After a very frustrating weekend, I am pretty confident I have the worst of the integration problems behind me. The Embedded Adventures board is a very nice board but did take the choice of SPI or I2C out of my hands. It was designed to be I2C only. Not a problem. The Arduino does I2C.
So I hooked up the break out board to my Arduino UNO and started to write some basic “Wire Library” code. How hard could this be? Well after the first day, I would say pretty hard. Turns out the AS3935 has some pretty stringent demands for reading and writing registers. Mostly, when turning around the bus, you must use a “Repeated Start” and not a more normal Stop and Start sequence. After I figured that out, I was able to realize that the Wire library does support that, but not in so many words.

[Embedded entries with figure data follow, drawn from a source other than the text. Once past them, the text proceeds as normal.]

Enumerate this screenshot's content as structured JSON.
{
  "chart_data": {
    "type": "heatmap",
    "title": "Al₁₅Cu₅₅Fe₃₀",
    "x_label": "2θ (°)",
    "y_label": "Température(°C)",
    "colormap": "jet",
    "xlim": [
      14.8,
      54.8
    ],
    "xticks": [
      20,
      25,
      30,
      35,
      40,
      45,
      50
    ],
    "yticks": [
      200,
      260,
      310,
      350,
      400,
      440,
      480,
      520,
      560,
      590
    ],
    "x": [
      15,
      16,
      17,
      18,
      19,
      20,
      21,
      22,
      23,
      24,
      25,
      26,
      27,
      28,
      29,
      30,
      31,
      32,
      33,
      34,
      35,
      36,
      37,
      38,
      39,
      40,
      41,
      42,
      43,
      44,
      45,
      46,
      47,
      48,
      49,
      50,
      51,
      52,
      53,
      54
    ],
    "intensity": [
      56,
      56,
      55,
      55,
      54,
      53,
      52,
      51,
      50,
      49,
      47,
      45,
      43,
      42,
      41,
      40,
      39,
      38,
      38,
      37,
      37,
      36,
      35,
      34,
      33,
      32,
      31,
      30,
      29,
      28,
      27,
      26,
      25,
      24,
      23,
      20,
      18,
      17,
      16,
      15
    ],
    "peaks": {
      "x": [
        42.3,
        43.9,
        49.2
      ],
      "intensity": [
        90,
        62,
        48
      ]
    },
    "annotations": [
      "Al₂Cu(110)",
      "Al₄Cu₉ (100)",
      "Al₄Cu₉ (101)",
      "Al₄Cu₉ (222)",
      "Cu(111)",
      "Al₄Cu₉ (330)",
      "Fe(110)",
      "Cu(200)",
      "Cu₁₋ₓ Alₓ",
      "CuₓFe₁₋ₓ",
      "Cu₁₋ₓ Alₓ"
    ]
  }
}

After Day one, I at least was getting some ACKs from the device address part of the bus transfer.
After day two, I was able to read and write most registers except register 0x00. This one kept giving me a NAK when I sent over the device address for the read after I had sent over the register address in the write part of the transaction. Much aggravation because sometimes it would work and other times not.
In the mean time, I have exchanged numerous emails with the Embedded Adventures people in the UK. They must never sleep and take days off over there because I was getting very fast turn arounds on the questions I was asking. The upshot is that they had issues as well with register 0x00. So with that in mind, I did a careful survey of the issue and discovered what must be an “undocumented feature”. Reading register 0x00 will always NAK you till such time as you read a different register. After that you can read and write any and all legal registers. I have sent out yet another email to the AMS people in Austria asking them about this issue and any other errata they might like to share.

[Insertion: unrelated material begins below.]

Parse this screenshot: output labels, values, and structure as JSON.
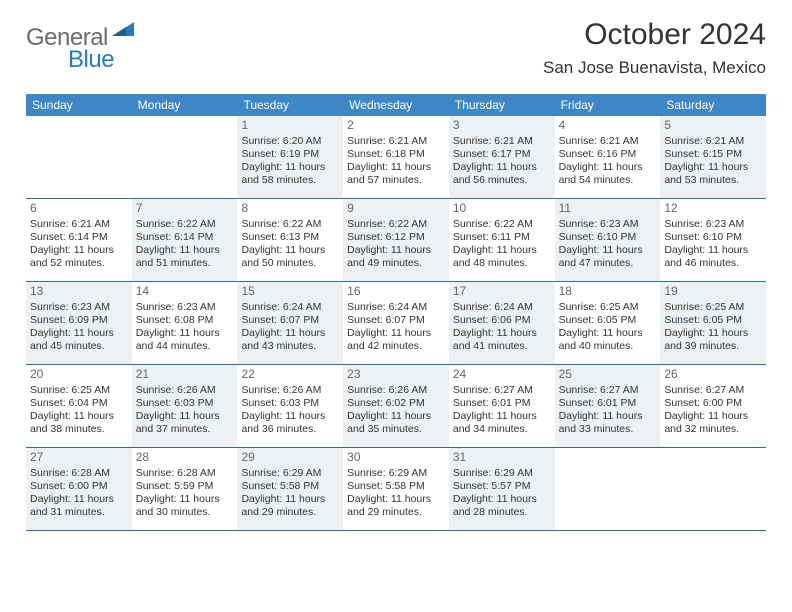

At the end of day three with the low level communication finished, I was able to get the unit to self calibrate and to sit in listen mode. Further more, I was able to get it to respond with “disturber (not lightning)” reports when I generated sparks in the area. Without the awfully expensive lightning simulator from AMS, I will now have to sit around and wait for a storm. That might be many months from now.
But now with this off my plate (its been a running project for more than two years) I can get back to the AVC. Just so happens that I got two thermo electric coolers in the mail over the weekend just waiting to try to temperature stabilize the IMU and to characterize it for hard and soft magnetic properties.